I can try it again, but there's actually some concerns I'm starting to have about these procedures anyway. For one, my Wacom tablet is not working properly anymore. Of course, I can't say for sure if that has anything to do with the cleansing procedures we've gone through. However, it seems odd to me that my tablet would only now start acting up after this whole virus episode, when I haven't done anything to it. Also, Corel Painter is acting kind of funny, too, which makes me think the tablet problem correlates to any adverse effect the cleansing process might've had on my computer.
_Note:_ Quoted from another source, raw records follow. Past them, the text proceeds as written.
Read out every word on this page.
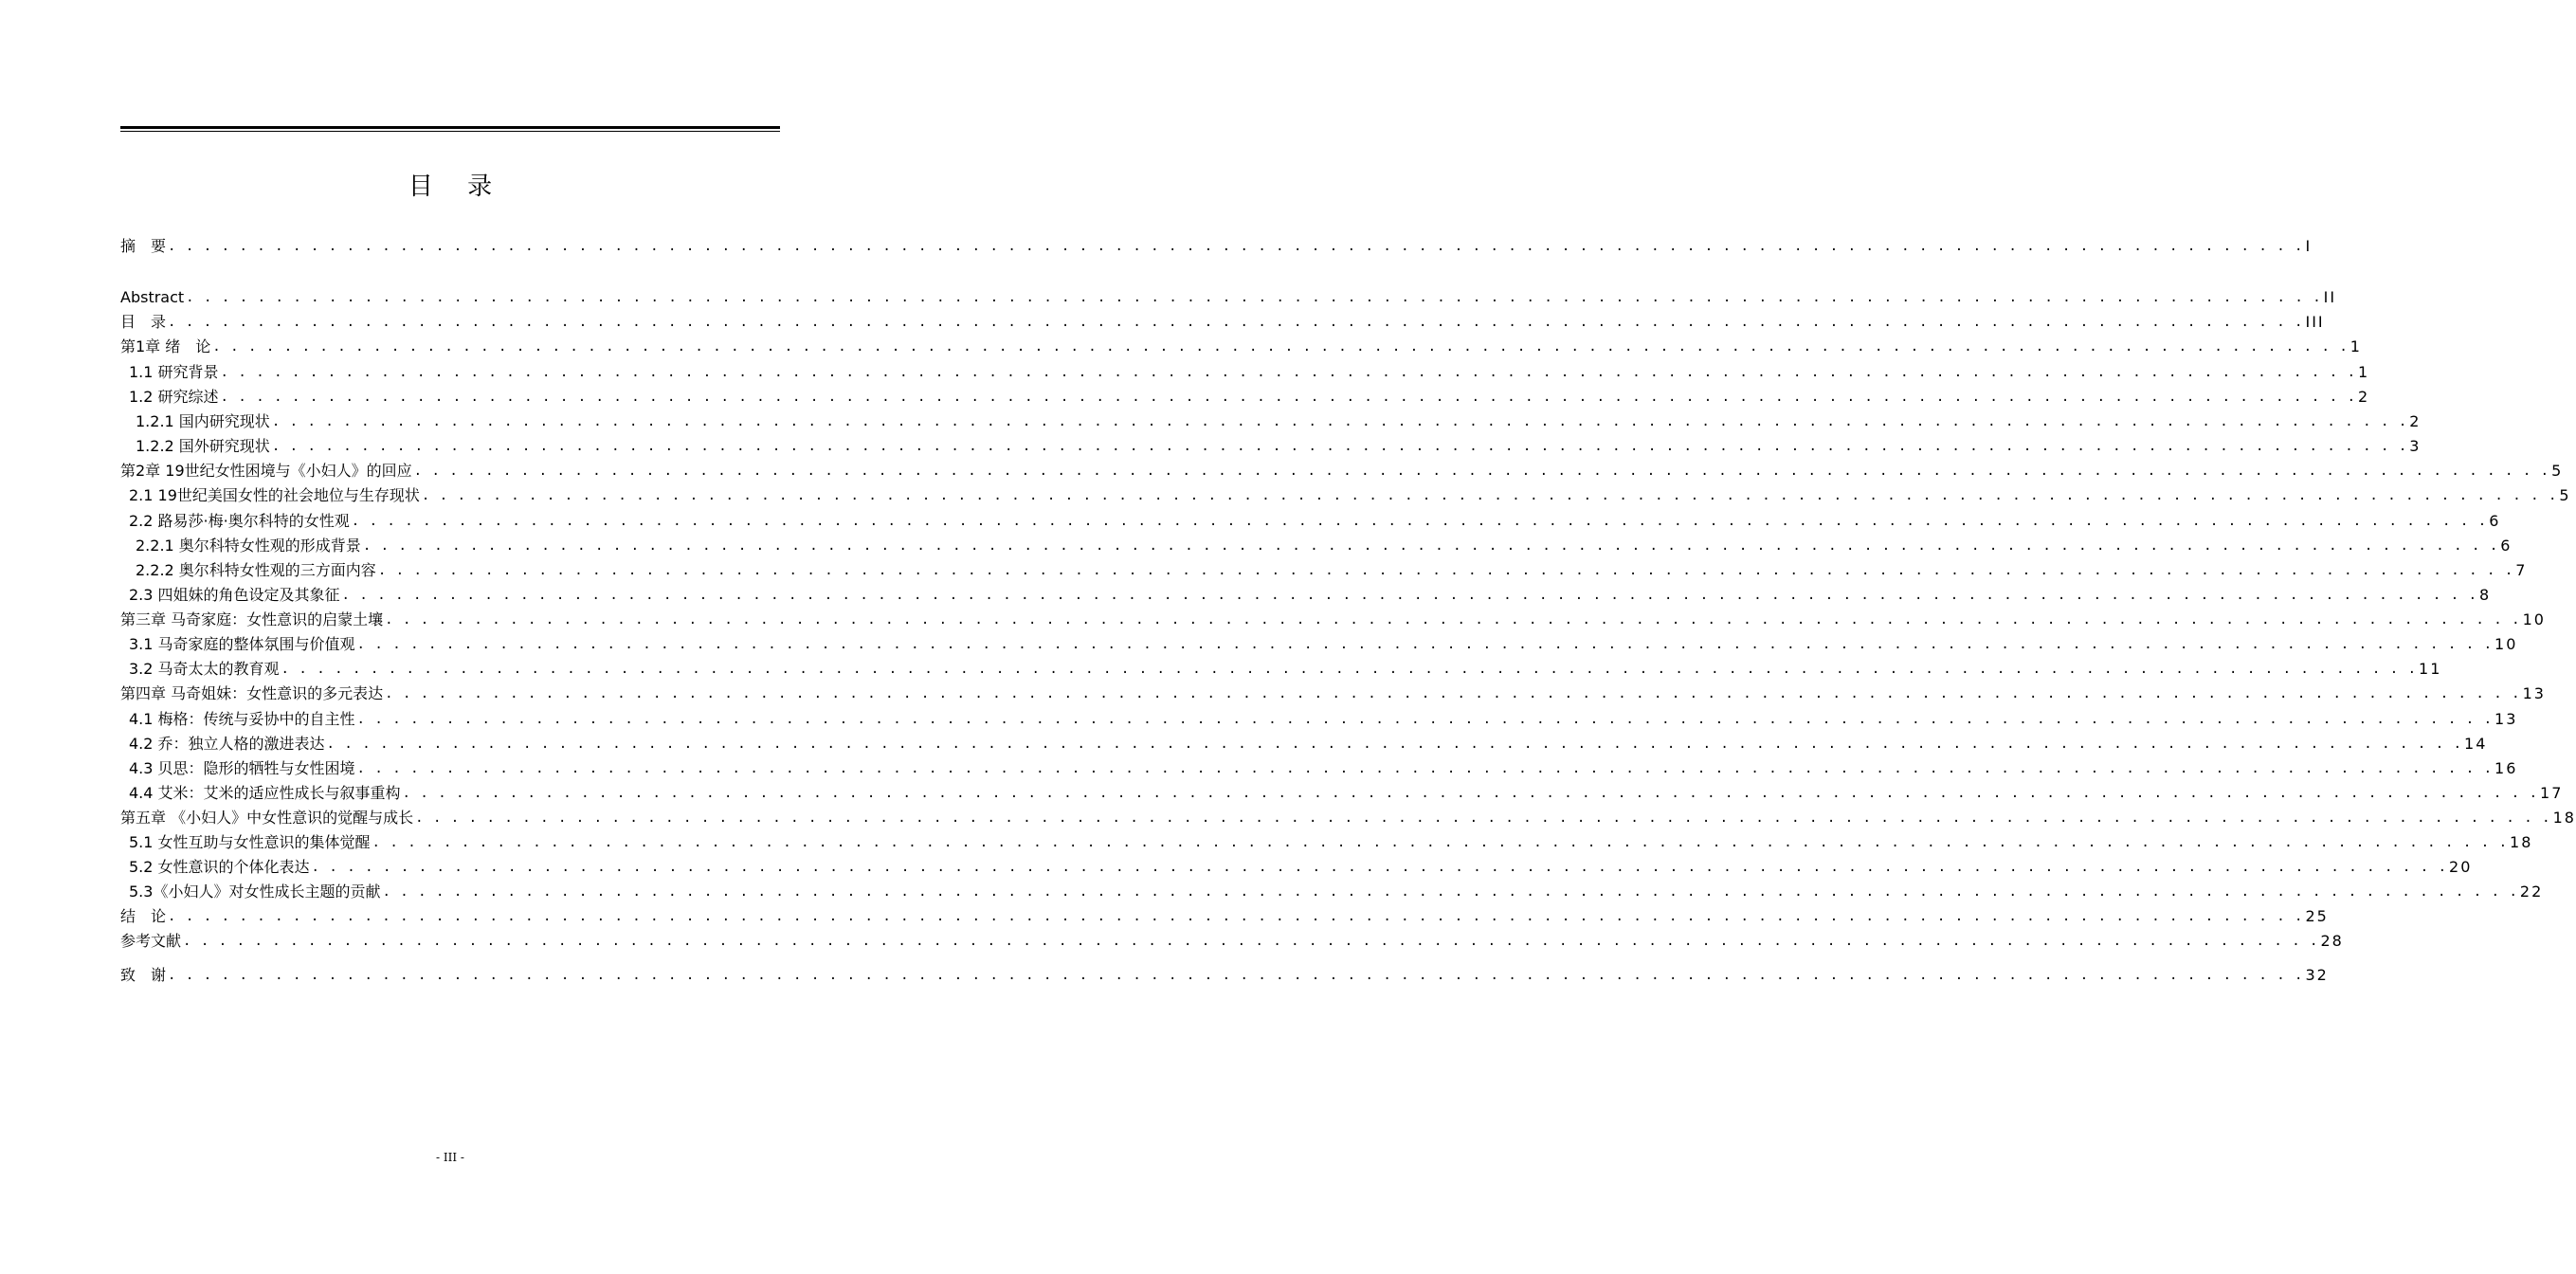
目 录
摘　要 . . . . . . . . . . . . . . . . . . . . . . . . . . . . . . . . . . . . . . . . . . . . . . . . . . . . . . . . . . . . . . . . . . . . . . . . . . . . . . . . . . . . . . . . . . . . . . . . . . . . . . . . . . . . . . . . . . . . . . . . I
Abstract . . . . . . . . . . . . . . . . . . . . . . . . . . . . . . . . . . . . . . . . . . . . . . . . . . . . . . . . . . . . . . . . . . . . . . . . . . . . . . . . . . . . . . . . . . . . . . . . . . . . . . . . . . . . . . . . . . . . . . . . II
目　录 . . . . . . . . . . . . . . . . . . . . . . . . . . . . . . . . . . . . . . . . . . . . . . . . . . . . . . . . . . . . . . . . . . . . . . . . . . . . . . . . . . . . . . . . . . . . . . . . . . . . . . . . . . . . . . . . . . . . . . . . III
第1章 绪　论 . . . . . . . . . . . . . . . . . . . . . . . . . . . . . . . . . . . . . . . . . . . . . . . . . . . . . . . . . . . . . . . . . . . . . . . . . . . . . . . . . . . . . . . . . . . . . . . . . . . . . . . . . . . . . . . . . . . . . . . . 1
1.1 研究背景 . . . . . . . . . . . . . . . . . . . . . . . . . . . . . . . . . . . . . . . . . . . . . . . . . . . . . . . . . . . . . . . . . . . . . . . . . . . . . . . . . . . . . . . . . . . . . . . . . . . . . . . . . . . . . . . . . . . . . . . . 1
1.2 研究综述 . . . . . . . . . . . . . . . . . . . . . . . . . . . . . . . . . . . . . . . . . . . . . . . . . . . . . . . . . . . . . . . . . . . . . . . . . . . . . . . . . . . . . . . . . . . . . . . . . . . . . . . . . . . . . . . . . . . . . . . . 2
1.2.1 国内研究现状 . . . . . . . . . . . . . . . . . . . . . . . . . . . . . . . . . . . . . . . . . . . . . . . . . . . . . . . . . . . . . . . . . . . . . . . . . . . . . . . . . . . . . . . . . . . . . . . . . . . . . . . . . . . . . . . . . . . . . . . . 2
1.2.2 国外研究现状 . . . . . . . . . . . . . . . . . . . . . . . . . . . . . . . . . . . . . . . . . . . . . . . . . . . . . . . . . . . . . . . . . . . . . . . . . . . . . . . . . . . . . . . . . . . . . . . . . . . . . . . . . . . . . . . . . . . . . . . . 3
第2章 19世纪女性困境与《小妇人》的回应 . . . . . . . . . . . . . . . . . . . . . . . . . . . . . . . . . . . . . . . . . . . . . . . . . . . . . . . . . . . . . . . . . . . . . . . . . . . . . . . . . . . . . . . . . . . . . . . . . . . . . . . . . . . . . . . . . . . . . . . . 5
2.1 19世纪美国女性的社会地位与生存现状 . . . . . . . . . . . . . . . . . . . . . . . . . . . . . . . . . . . . . . . . . . . . . . . . . . . . . . . . . . . . . . . . . . . . . . . . . . . . . . . . . . . . . . . . . . . . . . . . . . . . . . . . . . . . . . . . . . . . . . . . 5
2.2 路易莎·梅·奥尔科特的女性观 . . . . . . . . . . . . . . . . . . . . . . . . . . . . . . . . . . . . . . . . . . . . . . . . . . . . . . . . . . . . . . . . . . . . . . . . . . . . . . . . . . . . . . . . . . . . . . . . . . . . . . . . . . . . . . . . . . . . . . . . 6
2.2.1 奥尔科特女性观的形成背景 . . . . . . . . . . . . . . . . . . . . . . . . . . . . . . . . . . . . . . . . . . . . . . . . . . . . . . . . . . . . . . . . . . . . . . . . . . . . . . . . . . . . . . . . . . . . . . . . . . . . . . . . . . . . . . . . . . . . . . . . 6
2.2.2 奥尔科特女性观的三方面内容 . . . . . . . . . . . . . . . . . . . . . . . . . . . . . . . . . . . . . . . . . . . . . . . . . . . . . . . . . . . . . . . . . . . . . . . . . . . . . . . . . . . . . . . . . . . . . . . . . . . . . . . . . . . . . . . . . . . . . . . . 7
2.3 四姐妹的角色设定及其象征 . . . . . . . . . . . . . . . . . . . . . . . . . . . . . . . . . . . . . . . . . . . . . . . . . . . . . . . . . . . . . . . . . . . . . . . . . . . . . . . . . . . . . . . . . . . . . . . . . . . . . . . . . . . . . . . . . . . . . . . . 8
第三章 马奇家庭：女性意识的启蒙土壤 . . . . . . . . . . . . . . . . . . . . . . . . . . . . . . . . . . . . . . . . . . . . . . . . . . . . . . . . . . . . . . . . . . . . . . . . . . . . . . . . . . . . . . . . . . . . . . . . . . . . . . . . . . . . . . . . . . . . . . . . 10
3.1 马奇家庭的整体氛围与价值观 . . . . . . . . . . . . . . . . . . . . . . . . . . . . . . . . . . . . . . . . . . . . . . . . . . . . . . . . . . . . . . . . . . . . . . . . . . . . . . . . . . . . . . . . . . . . . . . . . . . . . . . . . . . . . . . . . . . . . . . . 10
3.2 马奇太太的教育观 . . . . . . . . . . . . . . . . . . . . . . . . . . . . . . . . . . . . . . . . . . . . . . . . . . . . . . . . . . . . . . . . . . . . . . . . . . . . . . . . . . . . . . . . . . . . . . . . . . . . . . . . . . . . . . . . . . . . . . . . 11
第四章 马奇姐妹：女性意识的多元表达 . . . . . . . . . . . . . . . . . . . . . . . . . . . . . . . . . . . . . . . . . . . . . . . . . . . . . . . . . . . . . . . . . . . . . . . . . . . . . . . . . . . . . . . . . . . . . . . . . . . . . . . . . . . . . . . . . . . . . . . . 13
4.1 梅格：传统与妥协中的自主性 . . . . . . . . . . . . . . . . . . . . . . . . . . . . . . . . . . . . . . . . . . . . . . . . . . . . . . . . . . . . . . . . . . . . . . . . . . . . . . . . . . . . . . . . . . . . . . . . . . . . . . . . . . . . . . . . . . . . . . . . 13
4.2 乔：独立人格的激进表达 . . . . . . . . . . . . . . . . . . . . . . . . . . . . . . . . . . . . . . . . . . . . . . . . . . . . . . . . . . . . . . . . . . . . . . . . . . . . . . . . . . . . . . . . . . . . . . . . . . . . . . . . . . . . . . . . . . . . . . . . 14
4.3 贝思：隐形的牺牲与女性困境 . . . . . . . . . . . . . . . . . . . . . . . . . . . . . . . . . . . . . . . . . . . . . . . . . . . . . . . . . . . . . . . . . . . . . . . . . . . . . . . . . . . . . . . . . . . . . . . . . . . . . . . . . . . . . . . . . . . . . . . . 16
4.4 艾米：艾米的适应性成长与叙事重构 . . . . . . . . . . . . . . . . . . . . . . . . . . . . . . . . . . . . . . . . . . . . . . . . . . . . . . . . . . . . . . . . . . . . . . . . . . . . . . . . . . . . . . . . . . . . . . . . . . . . . . . . . . . . . . . . . . . . . . . . 17
第五章 《小妇人》中女性意识的觉醒与成长 . . . . . . . . . . . . . . . . . . . . . . . . . . . . . . . . . . . . . . . . . . . . . . . . . . . . . . . . . . . . . . . . . . . . . . . . . . . . . . . . . . . . . . . . . . . . . . . . . . . . . . . . . . . . . . . . . . . . . . . . 18
5.1 女性互助与女性意识的集体觉醒 . . . . . . . . . . . . . . . . . . . . . . . . . . . . . . . . . . . . . . . . . . . . . . . . . . . . . . . . . . . . . . . . . . . . . . . . . . . . . . . . . . . . . . . . . . . . . . . . . . . . . . . . . . . . . . . . . . . . . . . . 18
5.2 女性意识的个体化表达 . . . . . . . . . . . . . . . . . . . . . . . . . . . . . . . . . . . . . . . . . . . . . . . . . . . . . . . . . . . . . . . . . . . . . . . . . . . . . . . . . . . . . . . . . . . . . . . . . . . . . . . . . . . . . . . . . . . . . . . . 20
5.3《小妇人》对女性成长主题的贡献 . . . . . . . . . . . . . . . . . . . . . . . . . . . . . . . . . . . . . . . . . . . . . . . . . . . . . . . . . . . . . . . . . . . . . . . . . . . . . . . . . . . . . . . . . . . . . . . . . . . . . . . . . . . . . . . . . . . . . . . . 22
结　论 . . . . . . . . . . . . . . . . . . . . . . . . . . . . . . . . . . . . . . . . . . . . . . . . . . . . . . . . . . . . . . . . . . . . . . . . . . . . . . . . . . . . . . . . . . . . . . . . . . . . . . . . . . . . . . . . . . . . . . . . 25
参考文献 . . . . . . . . . . . . . . . . . . . . . . . . . . . . . . . . . . . . . . . . . . . . . . . . . . . . . . . . . . . . . . . . . . . . . . . . . . . . . . . . . . . . . . . . . . . . . . . . . . . . . . . . . . . . . . . . . . . . . . . . 28
致　谢 . . . . . . . . . . . . . . . . . . . . . . . . . . . . . . . . . . . . . . . . . . . . . . . . . . . . . . . . . . . . . . . . . . . . . . . . . . . . . . . . . . . . . . . . . . . . . . . . . . . . . . . . . . . . . . . . . . . . . . . . 32
- III -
I don't mean to sound unappreciative of you efforts. I'm very grateful to you and everyone else who helped remove (or disable?) that hideous virus. Still, I worry about side effects. My tablet, for instance, cost me $350 dollars. If its dysfunction is related to these cleansing procedures, then maybe it's a sign to stop...? I don't know.

 

[johnb35]

I've dealt with infections personally that have messed up a few programs that have required to reinstall the program. I've seen infections mess with windows installer. What kind of problems are you having now with your software, you just said corel painter was acting funny.

You are still infected and i'm trying to get it all cleaned up. When you created the cfscript file, did you save it to your desktop? May I ask what drive you have labeled as drive H? Is it an external or flash drive or another hard drive?